Мне не нужно было долго раздумывать, чтобы бесповоротно отказаться от этого подарка. Я хотел поцеловать ей руку; она вырвала её.

— Не могу принять этого, — сказал я. — Тогда бы открылось, кто я, ты обвиняла бы себя, а с собой соучастника, ты бросила бы его и себя в добычу людским языкам и злости.

— Пусть меня грызут! — воскликнула она. — Я этого хочу, поэтому я явно приношу покаяние. Хочу, чтобы на меня все указывали пальцем.

— А я по жизни должен был бы ходить с этим пятном, — сказал я, — которого с моего лица ничто бы стереть не могло. Сейчас зовусь сиротой, тогда я должен был бы взять обидное прозвище.
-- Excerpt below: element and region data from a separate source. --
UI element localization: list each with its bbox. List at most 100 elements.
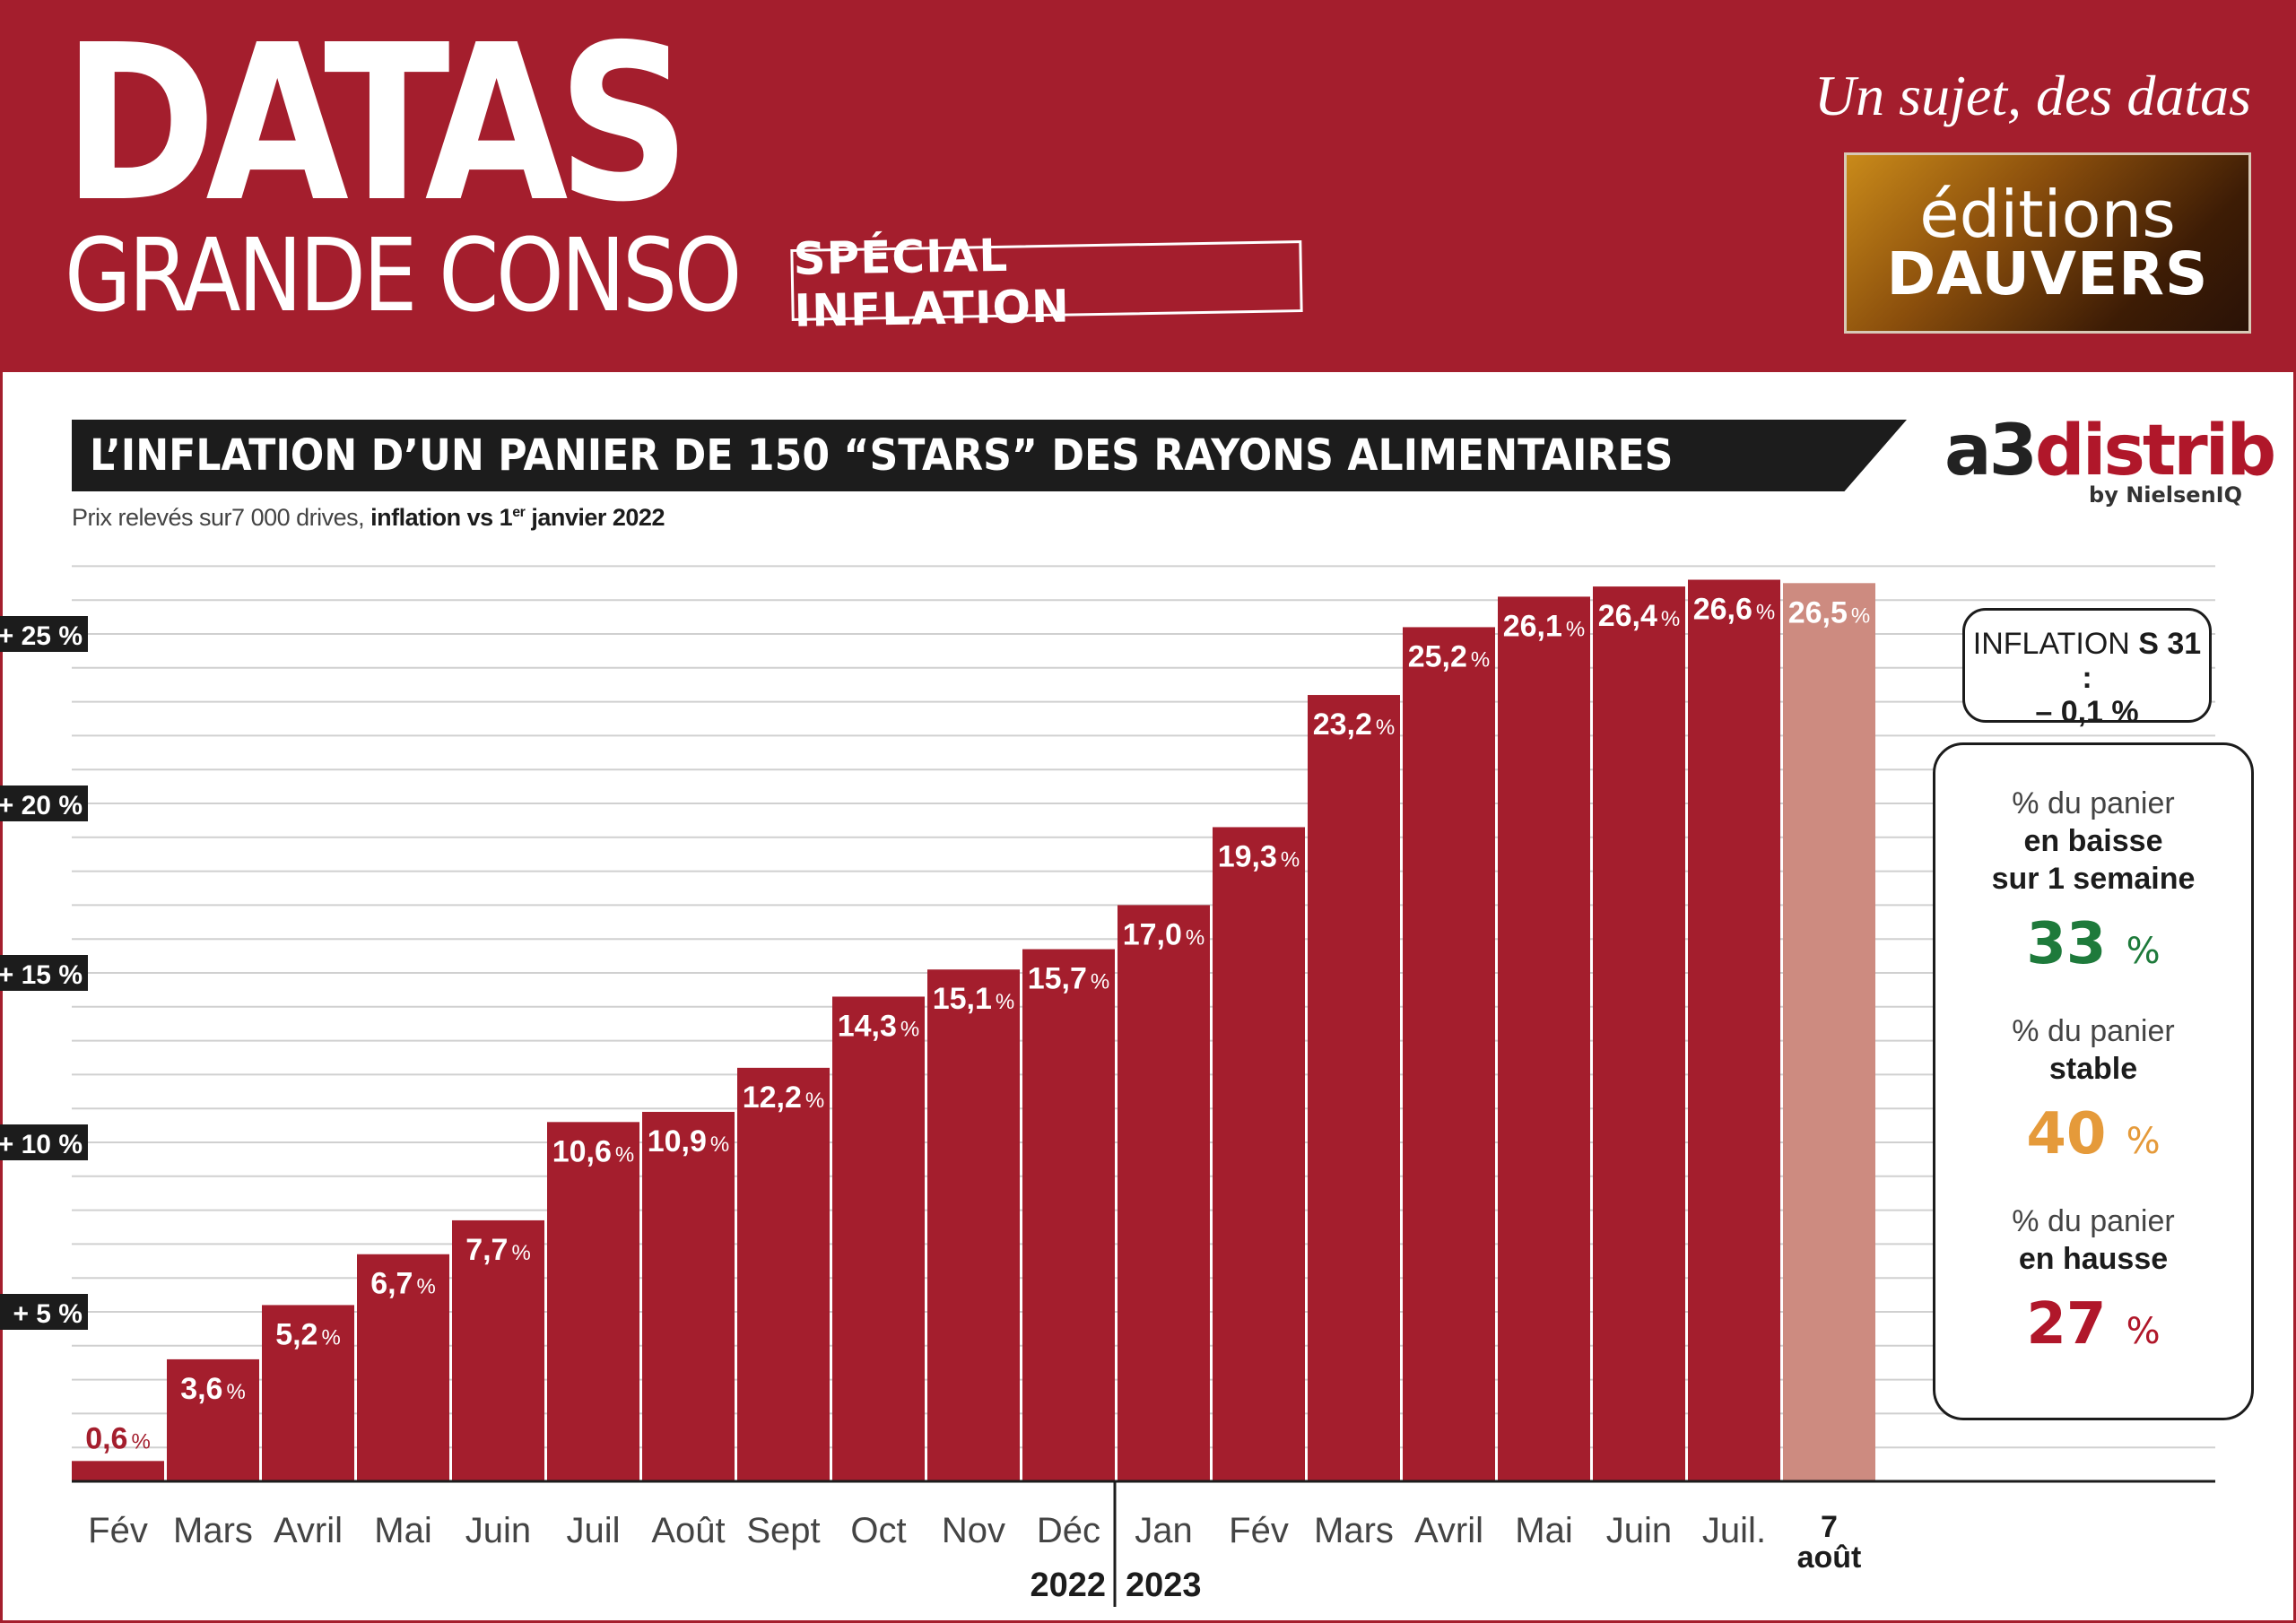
chart-subtitle: Prix relevés sur7 000 drives, inflation … [72,504,665,532]
bar-value-label: 14,3% [838,1009,920,1043]
publisher-line2: DAUVERS [1886,239,2209,308]
subtitle-prefix: Prix relevés sur7 000 drives, [72,504,365,531]
brand-subtitle: GRANDE CONSO [65,218,742,334]
source-logo: a3distrib by NielsenIQ [1944,411,2276,508]
x-tick-label: Nov [942,1511,1005,1550]
bar [1688,579,1780,1481]
bar-value-label: 17,0% [1123,917,1205,951]
y-tick-badge [0,1294,88,1330]
hausse-bold: en hausse [2018,1242,2169,1276]
bar-value-label: 23,2% [1313,707,1396,742]
bar [1403,627,1495,1481]
baisse-value: 33 % [2026,911,2161,977]
stable-label: % du panier [2012,1014,2175,1048]
weekly-inflation-box: INFLATION S 31 : – 0,1 % [1962,608,2212,729]
publisher-logo: éditions DAUVERS [1844,152,2251,334]
x-tick-label: Juin [1606,1511,1672,1550]
bar-value-label: 10,9% [648,1124,730,1159]
source-name-a3: a3 [1944,411,2038,491]
bar [642,1111,735,1481]
x-tick-label: Sept [746,1511,820,1550]
x-tick-label: Août [651,1511,725,1550]
year-label: 2023 [1126,1567,1202,1604]
bar-value-label: 5,2% [275,1317,341,1351]
bar [1118,905,1210,1481]
header-band: DATAS GRANDE CONSO SPÉCIAL INFLATION Un … [0,0,2296,372]
bar [547,1122,639,1481]
bar [832,996,925,1481]
source-name: a3distrib [1944,411,2276,491]
stable-value: 40 % [2026,1101,2161,1167]
y-tick-label: + 5 % [13,1299,83,1329]
y-tick-badge [0,1124,88,1160]
year-label: 2022 [1030,1567,1106,1604]
x-tick-label: Mai [1515,1511,1572,1550]
bar-value-label: 26,6% [1693,593,1776,627]
bar-value-label: 19,3% [1218,839,1300,873]
x-tick-label: Déc [1037,1511,1100,1550]
bar [72,1461,164,1481]
baisse-bold2: sur 1 semaine [1991,862,2196,896]
bar [452,1219,544,1481]
baisse-bold1: en baisse [2023,824,2163,858]
y-tick-label: + 20 % [0,791,83,820]
stable-bold: stable [2048,1052,2138,1086]
x-tick-label: Avril [1414,1511,1483,1550]
x-tick-label: Mai [374,1511,431,1550]
x-tick-label: Avril [274,1511,343,1550]
baisse-label: % du panier [2012,786,2175,820]
bar [167,1358,259,1481]
bar-value-label: 3,6% [180,1372,246,1406]
bar-value-label: 26,4% [1598,599,1681,633]
subtitle-bold: inflation vs 1er janvier 2022 [370,504,665,531]
bar-value-label: 7,7% [465,1233,531,1267]
y-tick-label: + 10 % [0,1130,83,1159]
bar-value-label: 12,2% [743,1081,825,1115]
x-tick-label: Juin [465,1511,531,1550]
bar [262,1305,354,1481]
x-tick-label: Fév [1229,1511,1289,1550]
y-tick-label: + 25 % [0,621,83,651]
bar [357,1254,449,1481]
x-tick-label: Fév [88,1511,148,1550]
y-tick-badge [0,955,88,991]
x-tick-label: 7 [1821,1510,1838,1544]
bar-value-label: 15,1% [933,982,1015,1016]
bar-value-label: 25,2% [1408,639,1491,673]
hausse-label: % du panier [2012,1204,2175,1238]
bar-value-label: 10,6% [552,1134,635,1168]
bar [737,1067,830,1481]
bar-value-label: 26,5% [1788,595,1871,629]
bar [1308,695,1400,1481]
basket-breakdown-box: % du panier en baisse sur 1 semaine 33 %… [1933,742,2254,1420]
brand-title: DATAS [63,0,691,249]
bar [1213,827,1305,1481]
chart-title-banner: L’INFLATION D’UN PANIER DE 150 “STARS” D… [72,420,1907,491]
weekly-inflation-value: – 0,1 % [2035,695,2139,729]
x-tick-label: Juil. [1702,1511,1766,1550]
y-tick-badge [0,785,88,821]
y-tick-label: + 15 % [0,960,83,990]
y-tick-badge [0,616,88,652]
source-name-distrib: distrib [2034,411,2276,491]
bar [1783,583,1875,1481]
x-tick-label: Mars [173,1511,253,1550]
hausse-value: 27 % [2026,1291,2161,1358]
bar [1593,586,1685,1481]
bar [1022,949,1115,1481]
bar-value-label: 0,6% [85,1421,151,1455]
chart-title: L’INFLATION D’UN PANIER DE 150 “STARS” D… [90,430,1674,481]
x-tick-label: Juil [566,1511,620,1550]
x-tick-label: Mars [1314,1511,1394,1550]
bar [1498,596,1590,1481]
x-tick-label: Jan [1135,1511,1193,1550]
publisher-line1: éditions [1919,177,2176,252]
source-by: by NielsenIQ [2089,482,2242,508]
bar [927,969,1020,1481]
bar-value-label: 26,1% [1503,609,1586,643]
bar-value-label: 6,7% [370,1267,436,1301]
tagline: Un sujet, des datas [1813,64,2251,127]
x-tick-label: août [1797,1541,1862,1575]
subtitle-sup: er [512,505,526,520]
Хотите этого своему ребёнку?

— Дети должны страдать за грехи родителей, — забормотала она мрачно. — Это есть в Писании… много поколений… много…

Она вдруг задумалась.

— Не делайте этого, — добавил я покорно. — Бог таких жертв не требует, не принимает благодарно. Матушка, посоветуйтесь с праведными, не делайте без их согласия никакого шага.

Она сидела на лавке, но слёзы на глазах уже высохли и они были только красные от них.

— Вся тяжесть покаяния падает на меня, — произнесла она, — никто разделить его со мной не захочет. Я одна должна до смерти носить пятно и незаживаемую рану. Да… я отказалась от ребёнка, теперь ребёнок от меня отказывается. А он…

Она не закончила, слёзы из высохших глаз полились снова. Посмотрела на меня, но с гневом и упрёком.

— Иди уже, — сказала она, — иди, моя душа разорвана, ум блуждает; не знаю, что делать; страдаю и умираю, а умереть не могу, а страдать не умею… иди.

Она встала со скамьи. Я наклонился, желая поцеловать край её платья, она с отвращением отстранилась.

— Умоляю тебя, мама…

— Не называй меня этим именем, — прервала она дико.

— Попросите совета благочестивых мужей, которых в нашем городе столько; они успокоят, они укажут покаяние и дорогу.

— Они отчитают меня и оттолкнут, — прервала она резко.

И, не взглянув на меня, она внезапно вышла; оставшись один, я, перепуганный и скорбящий, потащился из монастыря.

Я видел, что должен позвать кого-нибудь на помощь и на исповеди доверить всё одному из тех монахов, которые авторитетом своего благочестия могли повлиять на беспокойную женщину. Я боялся, как бы безумная от этого покаяния, которое соединялось с чувством мести, она не совершила шаг, который мог её выставить на месть семьи.

Страдание привязывало меня к ней. Она не хотела быть мне матерью, но я хотел быть привязанным к ней ребёнком. Она, как и я, была сиротой, покинутой, предоставленной самой себе. Собственными силами она не могла попасть даже к Богу.